Par un arrêt du 24 septembre 2020, promis à la plus large diffusion (Cass. 2e civ. 24 septembre 2020 n°19-13.194, P + B + R +I), la deuxième Chambre civile a mis un coup d’arrêt à une pratique de certaines Urssaf consistant à reconstituer le montant brut des sommes réintégrées dans l’assiette des cotisations pour calculer le montant dû par le cotisant à l’occasion d’un redressement.
Une pratique contestable de certaines Urssaf
En principe, les cotisations sociales et charges assimilées au titre de la législation de la sécurité sociale, sont calculées, lors de chaque paie, sur l’ensemble des sommes comprises dans ladite paie, telles qu’elles sont définies à l’article L. 242-1 du code la sécurité sociale, y compris, le cas échéant, la valeur représentative des avantages en nature consentis aux salariés.
Il arrive que les cotisants omettent, par ignorance ou oubli, de soumettre ces avantages en nature aux cotisations sociales, ce que ne manquent pas de rectifier les inspecteurs du recouvrement à l’occasion de leur contrôle.

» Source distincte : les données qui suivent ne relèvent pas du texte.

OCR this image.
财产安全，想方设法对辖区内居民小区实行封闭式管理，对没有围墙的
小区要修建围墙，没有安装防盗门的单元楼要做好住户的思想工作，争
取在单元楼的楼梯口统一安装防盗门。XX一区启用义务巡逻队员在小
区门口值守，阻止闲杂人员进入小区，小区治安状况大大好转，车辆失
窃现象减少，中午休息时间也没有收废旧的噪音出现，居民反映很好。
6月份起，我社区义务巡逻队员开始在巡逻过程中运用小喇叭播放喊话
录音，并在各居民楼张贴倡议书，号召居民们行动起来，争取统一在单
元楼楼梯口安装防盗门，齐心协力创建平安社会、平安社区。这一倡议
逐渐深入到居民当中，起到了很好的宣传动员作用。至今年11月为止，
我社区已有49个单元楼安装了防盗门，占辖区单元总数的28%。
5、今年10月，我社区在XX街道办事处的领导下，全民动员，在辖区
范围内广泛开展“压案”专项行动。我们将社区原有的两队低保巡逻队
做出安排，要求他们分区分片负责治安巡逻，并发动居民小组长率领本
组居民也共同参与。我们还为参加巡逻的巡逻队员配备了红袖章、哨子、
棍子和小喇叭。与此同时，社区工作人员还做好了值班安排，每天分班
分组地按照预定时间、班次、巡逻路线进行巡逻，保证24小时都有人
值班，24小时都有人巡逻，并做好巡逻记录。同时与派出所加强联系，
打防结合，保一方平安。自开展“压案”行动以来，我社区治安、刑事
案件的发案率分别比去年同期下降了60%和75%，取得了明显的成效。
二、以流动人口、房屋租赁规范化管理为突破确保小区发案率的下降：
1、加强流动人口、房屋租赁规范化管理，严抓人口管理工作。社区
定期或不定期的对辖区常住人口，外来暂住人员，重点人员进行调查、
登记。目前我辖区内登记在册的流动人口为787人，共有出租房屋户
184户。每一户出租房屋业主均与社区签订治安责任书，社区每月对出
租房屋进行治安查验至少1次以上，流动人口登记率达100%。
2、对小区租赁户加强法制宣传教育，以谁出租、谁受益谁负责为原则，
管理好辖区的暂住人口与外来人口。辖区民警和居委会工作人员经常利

En l’occurrence, la société cotisante avait omis de soumettre aux charges sociales, certains frais professionnels non justifiés : des cadeaux offerts par l’employeur, des prises en charge de loyers par l’employeur pour les salariés en mobilité ou encore certains avantages en espèce.
Lors d’un contrôle d’application de la législation de sécurité sociale, l’inspecteur du recouvrement proposa de réintégrer ces irrégularités dans l’assiette des cotisations. Or pour ce faire, l’Urssaf part du postulat suivant :
- Dans la mesure où il appartient à l’employeur de précompter la quote-part de cotisations salariales dues par le salarié avant de lui servir l’avantage ou les sommes lui revenant, les sommes ou avantages en nature perçus par le salarié, sont par nature des éléments de rémunération nets de charges salariales ;
- Or les cotisations sociales se calculent sur les rémunérations brutes.

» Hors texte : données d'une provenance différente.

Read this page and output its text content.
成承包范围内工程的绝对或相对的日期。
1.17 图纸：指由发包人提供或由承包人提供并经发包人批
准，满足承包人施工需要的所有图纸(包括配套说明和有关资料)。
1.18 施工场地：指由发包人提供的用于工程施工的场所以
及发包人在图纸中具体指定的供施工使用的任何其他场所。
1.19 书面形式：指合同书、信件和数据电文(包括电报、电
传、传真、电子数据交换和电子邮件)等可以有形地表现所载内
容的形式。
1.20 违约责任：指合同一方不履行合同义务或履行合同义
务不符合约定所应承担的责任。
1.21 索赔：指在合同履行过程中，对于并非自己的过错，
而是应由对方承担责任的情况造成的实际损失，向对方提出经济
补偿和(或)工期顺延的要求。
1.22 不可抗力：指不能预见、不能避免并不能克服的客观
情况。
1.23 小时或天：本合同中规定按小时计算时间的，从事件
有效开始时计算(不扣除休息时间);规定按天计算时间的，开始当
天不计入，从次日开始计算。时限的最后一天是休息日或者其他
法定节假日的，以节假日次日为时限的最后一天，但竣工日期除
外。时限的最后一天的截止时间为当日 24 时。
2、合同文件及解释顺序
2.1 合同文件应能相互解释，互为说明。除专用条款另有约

En conséquence l’Urssaf reconstitue le montant brut de la valeur représentative de l’avantage en nature et c’est ce montant brut qui est l’objet du redressement.

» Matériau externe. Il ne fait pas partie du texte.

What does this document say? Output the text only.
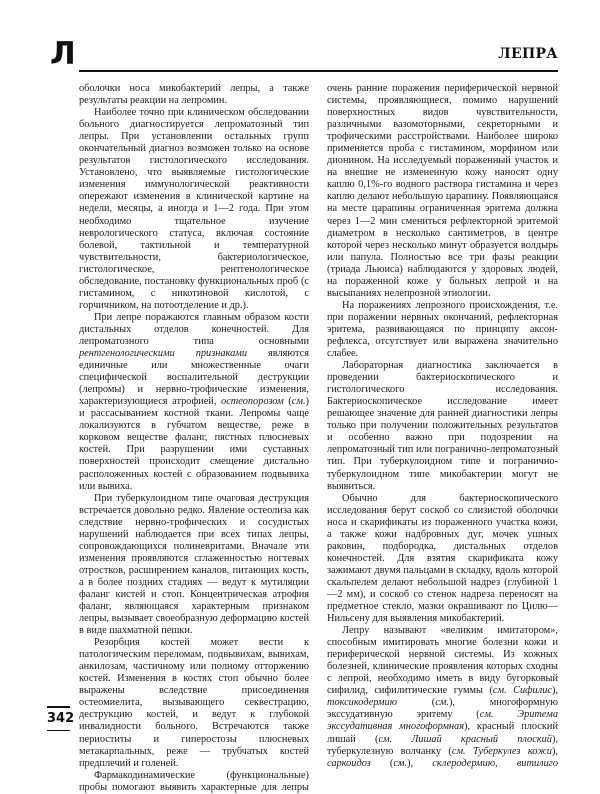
Л	ЛЕПРА

оболочки носа микобактерий лепры, а также результаты реакции на лепромин.

Наиболее точно при клиническом обследовании больного диагностируется лепроматозный тип лепры. При установлении остальных групп окончательный диагноз возможен только на основе результатов гистологического исследования. Установлено, что выявляемые гистологические изменения иммунологической реактивности опережают изменения в клинической картине на недели, месяцы, а иногда и 1—2 года. При этом необходимо тщательное изучение неврологического статуса, включая состояние болевой, тактильной и температурной чувствительности, бактериологическое, гистологическое, рентгенологическое обследование, постановку функциональных проб (с гистамином, с никотиновой кислотой, с горчичником, на потоотделение и др.).

При лепре поражаются главным образом кости дистальных отделов конечностей. Для лепроматозного типа основными рентгенологическими признаками являются единичные или множественные очаги специфической воспалительной деструкции (лепромы) и нервно-трофические изменения, характеризующиеся атрофией, остеопорозом (см.) и рассасыванием костной ткани. Лепромы чаще локализуются в губчатом веществе, реже в корковом веществе фаланг, пястных плюсневых костей. При разрушении ими суставных поверхностей происходит смещение дистально расположенных костей с образованием подвывиха или вывиха.

При туберкулоидном типе очаговая деструкция встречается довольно редко. Явление остеолиза как следствие нервно-трофических и сосудистых нарушений наблюдается при всех типах лепры, сопровождающихся полиневритами. Вначале эти изменения проявляются сглаженностью ногтевых отростков, расширением каналов, питающих кость, а в более поздних стадиях — ведут к мутиляции фаланг кистей и стоп. Концентрическая атрофия фаланг, являющаяся характерным признаком лепры, вызывает своеобразную деформацию костей в виде шахматной пешки.

Резорбция костей может вести к патологическим переломам, подвывихам, вывихам, анкилозам, частичному или полному отторжению костей. Изменения в костях стоп обычно более выражены вследствие присоединения остеомиелита, вызывающего секвестрацию, деструкцию костей, и ведут к глубокой инвалидности больного. Встречаются также периоститы и гиперостозы плюсневых метакарпальных, реже — трубчатых костей предплечий и голеней.

Фармакодинамические (функциональные) пробы помогают выявить характерные для лепры

очень ранние поражения периферической нервной системы, проявляющиеся, помимо нарушений поверхностных видов чувствительности, различными вазомоторными, секреторными и трофическими расстройствами. Наиболее широко применяется проба с гистамином, морфином или дионином. На исследуемый пораженный участок и на внешне не измененную кожу наносят одну каплю 0,1%-го водного раствора гистамина и через каплю делают небольшую царапину. Появляющаяся на месте царапины ограниченная эритема должна через 1—2 мин смениться рефлекторной эритемой диаметром в несколько сантиметров, в центре которой через несколько минут образуется волдырь или папула. Полностью все три фазы реакции (триада Льюиса) наблюдаются у здоровых людей, на пораженной коже у больных лепрой и на высыпаниях нелепрозной этиологии.

На поражениях лепрозного происхождения, т.е. при поражении нервных окончаний, рефлекторная эритема, развивающаяся по принципу аксон-рефлекса, отсутствует или выражена значительно слабее.

Лабораторная диагностика заключается в проведении бактериоскопического и гистологического исследования. Бактериоскопическое исследование имеет решающее значение для ранней диагностики лепры только при получении положительных результатов и особенно важно при подозрении на лепроматозный тип или погранично-лепроматозный тип. При туберкулоидном типе и погранично-туберкулоидном типе микобактерии могут не выявиться.

Обычно для бактериоскопического исследования берут соскоб со слизистой оболочки носа и скарификаты из пораженного участка кожи, а также кожи надбровных дуг, мочек ушных раковин, подбородка, дистальных отделов конечностей. Для взятия скарификата кожу зажимают двумя пальцами в складку, вдоль которой скальпелем делают небольшой надрез (глубиной 1—2 мм), и соскоб со стенок надреза переносят на предметное стекло, мазки окрашивают по Цилю—Нильсену для выявления микобактерий.

Лепру называют «великим имитатором», способным имитировать многие болезни кожи и периферической нервной системы. Из кожных болезней, клинические проявления которых сходны с лепрой, необходимо иметь в виду бугорковый сифилид, сифилитические гуммы (см. Сифилис), токсикодермию (см.), многоформную экссудативную эритему (см. Эритема экссудативная многоформная), красный плоский лишай (см. Лишай красный плоский), туберкулезную волчанку (см. Туберкулез кожи), саркоидоз (см.), склеродермию, витилиго

342
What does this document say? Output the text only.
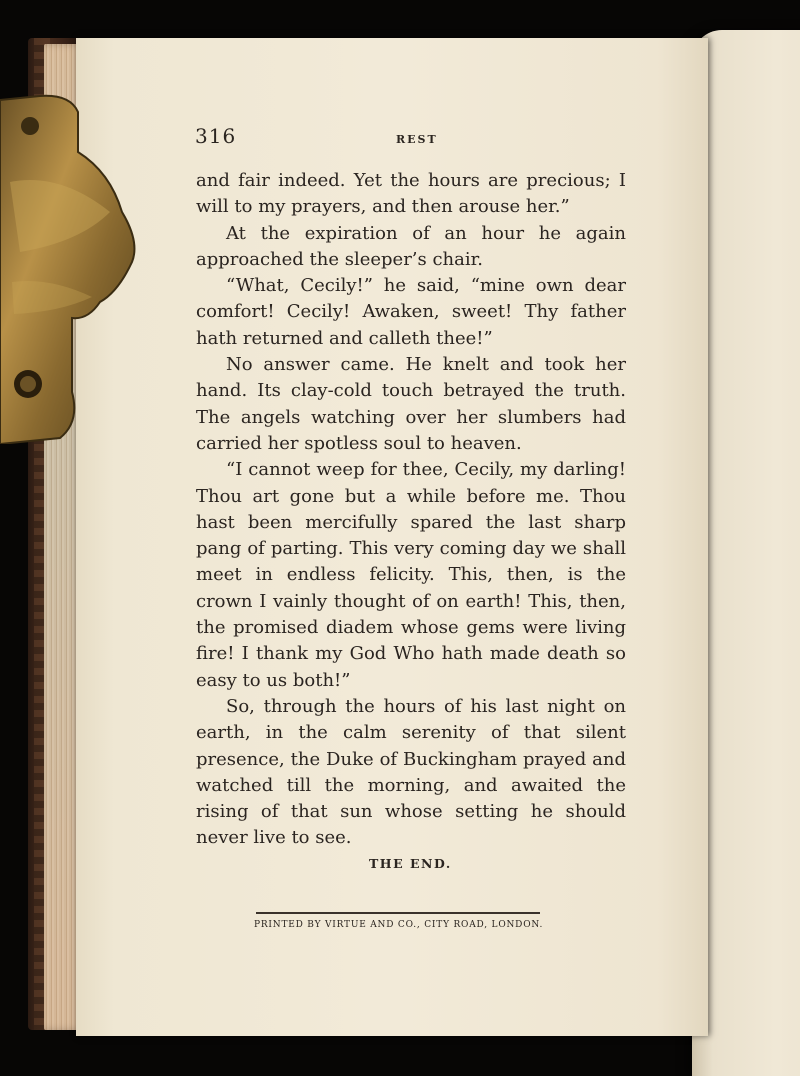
316	REST

and fair indeed. Yet the hours are precious; I will to my prayers, and then arouse her.”

At the expiration of an hour he again approached the sleeper’s chair.

“What, Cecily!” he said, “mine own dear comfort! Cecily! Awaken, sweet! Thy father hath returned and calleth thee!”

No answer came. He knelt and took her hand. Its clay-cold touch betrayed the truth. The angels watching over her slumbers had carried her spotless soul to heaven.

“I cannot weep for thee, Cecily, my darling! Thou art gone but a while before me. Thou hast been mercifully spared the last sharp pang of parting. This very coming day we shall meet in endless felicity. This, then, is the crown I vainly thought of on earth! This, then, the promised diadem whose gems were living fire! I thank my God Who hath made death so easy to us both!”

So, through the hours of his last night on earth, in the calm serenity of that silent presence, the Duke of Buckingham prayed and watched till the morning, and awaited the rising of that sun whose setting he should never live to see.

THE END.
PRINTED BY VIRTUE AND CO., CITY ROAD, LONDON.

Une pratique désormais condamnée par la Cour de cassation
Cette méthode est depuis longtemps contestée par les cotisants quant à ses modalités d’application, dans la mesure où le cotisant est tenu dans l’ignorance du mode calcul utilisé par l’Urssaf pour reconstituer l’assiette brute dont le paiement lui était réclamé.
Se fondant sur les dispositions de l’article R. 243-59 alinéa 5 du code de la sécurité sociale et sur un arrêt de la Cour de cassation du 18 septembre 2014 aux termes duquel la deuxième chambre civile avait jugé que la lettre d’observation qui ne mentionne pas le mode de calcul des redressements envisagés est de nature à entraîner la nullité de la procédure de contrôle et l’annulation des redressements subséquents (Cass. 2e civ. 18 sept. 2014 n° 13-21.682), de nombreuses entreprises cherchaient à obtenir l’annulation de leurs redressements fondés sur cette « brutalisation » des avantages en nature consentis aux salariés.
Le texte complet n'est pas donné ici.